13 Kommentare zu “Bei der Stadiondiskussion ist auch Verklärung der Vergangenheit dabei

  1. Lars Seefeld

    Natürlich ist das okay, habt eine schöne und hoffentlich entspannte Zeit. Auch ihr habt sie verdient! :-)

  2. Matikovski

    Absolut in Ordnung.
    Das Parkhaus entsteht An der Wuhlheide / Wuhle. Der Animation entsprechend wäre an der Wuhle etwas Straße. Von der Lindenstr./An der Wuhlheide wird der Blick auf unser Wohnzimmer leider verbaut.
    Vielen Dank für euren Blog.

  3. Erst einen roten Knopf in den Raum stellen (Grundstückspreise in Kö) und dann den Raum verlassen? Ok, morgen ist Freitag, aber ich habe schon einen Preis herausgefunden :D

    :) Klar ist das okay.

  4. Was mache ich bloß mit der ganzen Freizeit?
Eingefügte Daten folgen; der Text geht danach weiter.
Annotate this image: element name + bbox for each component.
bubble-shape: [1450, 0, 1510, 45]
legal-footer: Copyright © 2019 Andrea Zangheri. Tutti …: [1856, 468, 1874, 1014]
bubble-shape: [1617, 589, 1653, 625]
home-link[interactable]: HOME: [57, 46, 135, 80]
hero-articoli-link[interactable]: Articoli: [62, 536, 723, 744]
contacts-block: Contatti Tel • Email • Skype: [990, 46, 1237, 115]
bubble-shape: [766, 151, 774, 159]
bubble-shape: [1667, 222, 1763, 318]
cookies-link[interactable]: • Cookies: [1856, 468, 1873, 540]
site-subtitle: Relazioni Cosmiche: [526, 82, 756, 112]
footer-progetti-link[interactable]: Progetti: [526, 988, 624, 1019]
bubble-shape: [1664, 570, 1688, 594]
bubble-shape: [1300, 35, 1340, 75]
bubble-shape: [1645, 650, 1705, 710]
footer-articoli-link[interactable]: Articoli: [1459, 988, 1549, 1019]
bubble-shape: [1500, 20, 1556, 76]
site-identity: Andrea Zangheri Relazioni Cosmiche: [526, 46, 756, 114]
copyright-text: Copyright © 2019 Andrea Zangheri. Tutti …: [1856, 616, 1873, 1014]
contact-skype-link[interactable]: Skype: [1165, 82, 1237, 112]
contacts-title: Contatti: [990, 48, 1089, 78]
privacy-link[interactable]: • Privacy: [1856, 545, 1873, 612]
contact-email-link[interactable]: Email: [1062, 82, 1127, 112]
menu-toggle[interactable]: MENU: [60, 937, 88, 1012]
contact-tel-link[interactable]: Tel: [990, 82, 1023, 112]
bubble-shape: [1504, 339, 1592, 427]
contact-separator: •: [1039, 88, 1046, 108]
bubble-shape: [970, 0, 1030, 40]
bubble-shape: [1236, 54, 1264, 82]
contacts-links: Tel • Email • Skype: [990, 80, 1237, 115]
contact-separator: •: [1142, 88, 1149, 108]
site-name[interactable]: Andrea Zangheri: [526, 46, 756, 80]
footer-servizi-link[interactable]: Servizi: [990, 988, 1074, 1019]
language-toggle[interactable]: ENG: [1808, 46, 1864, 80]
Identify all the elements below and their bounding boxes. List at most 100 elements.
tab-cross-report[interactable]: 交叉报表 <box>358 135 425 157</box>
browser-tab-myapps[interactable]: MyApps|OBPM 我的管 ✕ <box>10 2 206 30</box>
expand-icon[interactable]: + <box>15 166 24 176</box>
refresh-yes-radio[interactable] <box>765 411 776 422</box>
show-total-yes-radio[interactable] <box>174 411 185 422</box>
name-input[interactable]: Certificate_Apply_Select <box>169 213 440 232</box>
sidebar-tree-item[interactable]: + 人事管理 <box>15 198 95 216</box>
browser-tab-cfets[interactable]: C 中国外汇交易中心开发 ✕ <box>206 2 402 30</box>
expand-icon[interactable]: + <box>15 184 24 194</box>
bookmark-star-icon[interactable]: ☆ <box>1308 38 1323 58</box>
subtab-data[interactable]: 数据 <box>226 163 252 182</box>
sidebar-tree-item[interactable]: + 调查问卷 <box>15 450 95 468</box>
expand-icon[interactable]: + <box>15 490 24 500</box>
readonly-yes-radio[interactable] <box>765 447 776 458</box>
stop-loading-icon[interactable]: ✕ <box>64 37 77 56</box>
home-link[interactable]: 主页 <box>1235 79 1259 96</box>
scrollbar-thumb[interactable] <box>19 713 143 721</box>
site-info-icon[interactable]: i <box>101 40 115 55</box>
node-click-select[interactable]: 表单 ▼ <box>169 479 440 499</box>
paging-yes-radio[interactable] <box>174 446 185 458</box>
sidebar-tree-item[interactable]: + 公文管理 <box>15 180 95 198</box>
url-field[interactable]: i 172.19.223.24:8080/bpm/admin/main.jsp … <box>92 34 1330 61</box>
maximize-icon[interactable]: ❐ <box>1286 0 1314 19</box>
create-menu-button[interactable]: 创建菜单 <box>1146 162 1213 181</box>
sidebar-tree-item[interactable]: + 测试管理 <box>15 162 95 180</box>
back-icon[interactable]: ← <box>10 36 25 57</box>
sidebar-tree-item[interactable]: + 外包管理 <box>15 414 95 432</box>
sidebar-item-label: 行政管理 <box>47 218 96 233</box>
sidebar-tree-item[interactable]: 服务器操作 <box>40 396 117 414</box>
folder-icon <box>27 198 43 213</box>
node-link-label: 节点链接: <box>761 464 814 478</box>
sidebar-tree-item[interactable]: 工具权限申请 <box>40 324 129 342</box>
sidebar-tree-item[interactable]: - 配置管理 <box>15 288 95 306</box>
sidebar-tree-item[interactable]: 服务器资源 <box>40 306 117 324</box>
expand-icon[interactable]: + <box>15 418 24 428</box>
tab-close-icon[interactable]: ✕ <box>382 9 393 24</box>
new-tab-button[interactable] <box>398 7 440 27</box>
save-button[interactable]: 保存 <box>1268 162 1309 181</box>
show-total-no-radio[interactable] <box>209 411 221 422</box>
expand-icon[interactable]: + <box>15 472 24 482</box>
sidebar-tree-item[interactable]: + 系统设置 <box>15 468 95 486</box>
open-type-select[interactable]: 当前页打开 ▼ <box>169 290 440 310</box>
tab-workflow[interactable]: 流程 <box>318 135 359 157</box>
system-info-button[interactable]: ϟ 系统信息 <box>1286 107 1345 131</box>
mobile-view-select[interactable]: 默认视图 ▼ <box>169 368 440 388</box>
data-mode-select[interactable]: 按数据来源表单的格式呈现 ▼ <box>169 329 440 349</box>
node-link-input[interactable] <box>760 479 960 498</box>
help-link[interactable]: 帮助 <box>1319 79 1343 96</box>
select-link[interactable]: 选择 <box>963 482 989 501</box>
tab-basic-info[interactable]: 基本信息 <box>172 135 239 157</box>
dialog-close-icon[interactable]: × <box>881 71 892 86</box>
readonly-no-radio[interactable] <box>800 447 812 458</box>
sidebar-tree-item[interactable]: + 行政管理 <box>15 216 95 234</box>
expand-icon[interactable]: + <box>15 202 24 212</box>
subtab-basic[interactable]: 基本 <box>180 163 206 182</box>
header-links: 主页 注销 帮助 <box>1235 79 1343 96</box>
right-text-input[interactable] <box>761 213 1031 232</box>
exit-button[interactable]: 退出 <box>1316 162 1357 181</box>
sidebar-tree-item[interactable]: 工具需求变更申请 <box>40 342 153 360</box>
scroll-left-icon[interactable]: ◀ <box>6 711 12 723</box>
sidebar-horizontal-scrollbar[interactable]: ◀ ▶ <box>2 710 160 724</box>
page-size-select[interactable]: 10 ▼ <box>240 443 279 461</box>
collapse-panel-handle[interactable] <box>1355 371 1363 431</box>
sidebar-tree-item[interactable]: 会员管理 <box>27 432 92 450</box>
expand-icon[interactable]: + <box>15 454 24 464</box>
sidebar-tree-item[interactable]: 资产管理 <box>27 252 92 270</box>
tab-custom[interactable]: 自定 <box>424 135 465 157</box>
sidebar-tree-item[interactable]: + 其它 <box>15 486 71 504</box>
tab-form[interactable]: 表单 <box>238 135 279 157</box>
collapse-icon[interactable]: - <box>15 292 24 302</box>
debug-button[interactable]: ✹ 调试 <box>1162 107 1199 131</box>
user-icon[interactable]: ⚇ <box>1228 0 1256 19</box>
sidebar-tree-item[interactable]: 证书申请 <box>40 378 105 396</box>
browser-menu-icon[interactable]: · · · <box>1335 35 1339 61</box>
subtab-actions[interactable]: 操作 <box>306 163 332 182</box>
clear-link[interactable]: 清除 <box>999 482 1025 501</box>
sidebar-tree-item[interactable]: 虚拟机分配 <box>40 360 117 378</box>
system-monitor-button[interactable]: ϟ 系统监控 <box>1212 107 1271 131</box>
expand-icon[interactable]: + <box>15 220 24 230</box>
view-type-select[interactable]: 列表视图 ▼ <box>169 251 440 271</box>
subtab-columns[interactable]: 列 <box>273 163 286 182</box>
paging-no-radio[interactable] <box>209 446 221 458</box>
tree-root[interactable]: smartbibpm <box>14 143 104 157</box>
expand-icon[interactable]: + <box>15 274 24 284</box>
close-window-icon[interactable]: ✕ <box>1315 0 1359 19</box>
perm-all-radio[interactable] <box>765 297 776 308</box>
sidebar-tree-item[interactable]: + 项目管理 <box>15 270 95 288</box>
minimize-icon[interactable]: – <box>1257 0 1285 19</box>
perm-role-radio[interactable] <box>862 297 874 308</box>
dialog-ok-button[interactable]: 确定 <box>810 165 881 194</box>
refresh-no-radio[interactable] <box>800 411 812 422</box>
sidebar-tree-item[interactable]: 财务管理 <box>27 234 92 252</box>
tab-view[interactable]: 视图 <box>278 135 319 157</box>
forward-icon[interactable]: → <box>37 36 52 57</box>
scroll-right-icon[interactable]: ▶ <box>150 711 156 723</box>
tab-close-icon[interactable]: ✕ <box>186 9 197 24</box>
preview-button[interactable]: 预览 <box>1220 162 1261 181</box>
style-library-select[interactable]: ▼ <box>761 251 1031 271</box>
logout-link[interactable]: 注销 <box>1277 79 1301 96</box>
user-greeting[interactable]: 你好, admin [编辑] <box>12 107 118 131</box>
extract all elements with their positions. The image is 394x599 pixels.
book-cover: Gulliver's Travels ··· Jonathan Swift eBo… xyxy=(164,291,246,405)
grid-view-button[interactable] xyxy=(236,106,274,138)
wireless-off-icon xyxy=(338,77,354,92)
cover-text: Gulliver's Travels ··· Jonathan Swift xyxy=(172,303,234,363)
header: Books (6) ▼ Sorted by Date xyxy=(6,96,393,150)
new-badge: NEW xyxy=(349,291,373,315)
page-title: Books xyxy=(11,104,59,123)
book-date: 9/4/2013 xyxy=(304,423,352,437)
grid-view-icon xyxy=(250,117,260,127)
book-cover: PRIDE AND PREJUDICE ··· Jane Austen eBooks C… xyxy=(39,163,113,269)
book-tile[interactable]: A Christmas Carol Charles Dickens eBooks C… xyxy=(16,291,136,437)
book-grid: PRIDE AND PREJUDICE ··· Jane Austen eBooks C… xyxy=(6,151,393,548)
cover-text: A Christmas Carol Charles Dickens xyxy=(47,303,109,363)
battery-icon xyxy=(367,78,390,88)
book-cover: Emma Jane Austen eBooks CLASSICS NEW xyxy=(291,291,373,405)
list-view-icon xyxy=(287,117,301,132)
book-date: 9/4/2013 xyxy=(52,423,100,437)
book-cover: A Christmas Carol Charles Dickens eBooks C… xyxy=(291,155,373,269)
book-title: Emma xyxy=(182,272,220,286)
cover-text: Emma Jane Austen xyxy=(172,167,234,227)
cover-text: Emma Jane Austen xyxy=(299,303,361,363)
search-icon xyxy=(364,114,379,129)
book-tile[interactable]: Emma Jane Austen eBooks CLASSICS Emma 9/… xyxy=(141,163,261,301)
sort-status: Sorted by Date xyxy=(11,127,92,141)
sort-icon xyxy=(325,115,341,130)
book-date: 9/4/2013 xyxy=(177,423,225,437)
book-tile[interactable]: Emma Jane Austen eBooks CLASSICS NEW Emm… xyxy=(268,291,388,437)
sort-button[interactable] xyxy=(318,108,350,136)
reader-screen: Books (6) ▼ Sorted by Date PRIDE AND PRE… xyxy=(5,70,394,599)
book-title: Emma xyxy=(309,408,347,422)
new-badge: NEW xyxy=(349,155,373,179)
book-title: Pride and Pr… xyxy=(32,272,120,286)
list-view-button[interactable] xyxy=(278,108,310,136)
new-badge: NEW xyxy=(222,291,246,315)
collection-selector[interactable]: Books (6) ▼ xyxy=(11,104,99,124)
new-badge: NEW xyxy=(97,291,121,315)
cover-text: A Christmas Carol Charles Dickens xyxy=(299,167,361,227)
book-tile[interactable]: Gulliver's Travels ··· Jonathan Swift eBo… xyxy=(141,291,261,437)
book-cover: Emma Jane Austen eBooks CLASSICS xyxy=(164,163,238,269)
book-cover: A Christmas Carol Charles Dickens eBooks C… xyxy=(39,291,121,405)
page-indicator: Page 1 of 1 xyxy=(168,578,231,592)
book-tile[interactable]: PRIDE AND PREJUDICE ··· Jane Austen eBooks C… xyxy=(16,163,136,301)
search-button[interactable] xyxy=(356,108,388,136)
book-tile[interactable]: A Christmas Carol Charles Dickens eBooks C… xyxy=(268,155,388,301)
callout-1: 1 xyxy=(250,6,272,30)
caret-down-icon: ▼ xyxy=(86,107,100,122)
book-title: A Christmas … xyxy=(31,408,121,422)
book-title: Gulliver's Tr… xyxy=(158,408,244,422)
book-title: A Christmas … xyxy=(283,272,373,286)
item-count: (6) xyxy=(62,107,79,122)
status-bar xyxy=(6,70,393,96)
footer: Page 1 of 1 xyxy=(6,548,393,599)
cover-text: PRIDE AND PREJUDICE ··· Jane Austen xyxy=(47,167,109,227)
Einen Teil werde ich wahrscheinlich für Vorfreude nutzen ? Euch und allen Lesern eine schöne Zeit ????

  5. völlig iO. entspannt mal. danke für die täglichen Beiträge :-)

  6. Berlinbaum

    Danke Sebastian für die Einordnung! Früher war es psychologisch überlebenswichtig, aus der Not eine Tugend zu machen. Dieses Abgeranzte, Unfertige, immer mit einem Bein über dem Abgrund Tänzelnde, das gehörte jahrelang zum Unionerdasein dazu, und wenn man damit nicht irgendwie klarkam, wurde man auch kein Unioner. Folgerichtig wurde es Teil der Union-DNA. Und natürlich verklärt die Erinnerung. Früher war ja nicht nur Union besser, sondern eigentlich alles… (Augenrolleys)

    Aber eines gibt mir auch Hoffnung beim Blick zurück. Nämlich der Umstand, dass wir immer das Beste draus gemacht haben, uns immer weiterentwickelt haben. Und genau so wird es auch mit dem neuen Stadion sein. Wir sind der Verein, wir sind dafür verantwortlich, wie sich alles, also auch die Stadionstimmung an Spieltagen, entwickeln wird. Der Gewinn an Neuem wird den Verlust an Altem überwiegen. Und für das andere gibt es die Erinnerungen.

  7. Das ist mir, wie auch schon im Podcastteil zum Thema, zu sehr von oben herab und fast schon verächtlichtmachend. Es geht um mehr als bloße Nostalgie.
    Die alten Zustände waren gewiss kein Ergebnis zielgerichteter Planung, auch viel Not war dabei, aber als Nebenprodukt entstand, was ich als Wesen des Vereins bezeichnen möchte. Mehr darauf gerichtet, miteinander sein zu können, als den Erfolg als oberstes Gebot zu haben. Die Brüche des Unfertigen nutzen, nicht als Wandtattoo in der Start-up-Küche des eigentlich doch nach dem Gold Schielenden, sondern als wahrhaftige Chance des wirklich Authentischen.

    Dieses Wesen ist nicht starr und unveränderbar und weder Beteuerungen noch Parolen noch Manifeste bestimmen, wie es sich verändert, die Zustände und Bedingungen aber tun es.
    Muss man fürchten, dass sich Unions Wesen ändern wird an zentralen Punkten? Nein, aber man kann, es gibt viele gute oder schlechte Gründe dafür.
    Kann man das alles vom Tisch wischen, als Gemecker von Nostalgikern, die offenbar nicht kapiert haben, dass der Erfolg nun mal das oberste Gebot ist?
    Ja, kann man offenbar, wie man lesen und hören kann.

    • @mars Ehrlich gesagt war mein Beitrag null in die Richtung gemeint. Ich wollte vor allem zeigen, dass es jetzt möglich ist, diesen Standort tatsächlich in seiner Gesamtheit zu entwickeln. Das bedeutet überhaupt nicht, dass die Zeit des pragmatischen Durchwurstelns abgewertet wird und auch die Eigenschaft nicht mehr benötigt wird, Situationen anzunehmen und das Beste daraus zu machen. Und schon gar nicht ist es der Ruf nach Profit über allem, den ich hier von mir gebe. Ich finde es aber gut, wenn der Standort Alte Försterei jeden Tag die Heimat von Union sein kann (Manschaften, Mitarbeiter, Fans und Mitglieder). Und ich sehe in den aktuellen Planungen, dass genau das möglich ist. Über die konkrete Ausgestaltung weiß ich genauso viel wie alle anderen und möchte deswegen nicht weiter darüber spekulieren.

  8. Was ist mit dem aktuellen Stadionerlebnis? Habe nicht den Eindruck, dass das aktuelle Erlebnis auch nur irgendwie ranzig sei. Sebastian, bin ich da im Dissenz mit Dir, oder hattest Du das aktuelle Stadionerlebnis einfach gar nicht im Fokus, als Du den Text schriebst?

    • @mathias Ich glaube nicht, dass ich das Wort ranzig benutzt habe.

    • @mathias nunja für viele ist das Stadionerlebnis aktuell gar nicht möglich wie es einst war, einfach daraus begründet dass man keine Karten bekommt oder einfach bangen muss.

  9. Musiclover

    Der Vorbericht für das Spiel der Frauen ist online und die Info zum Spiel gegen Hansa.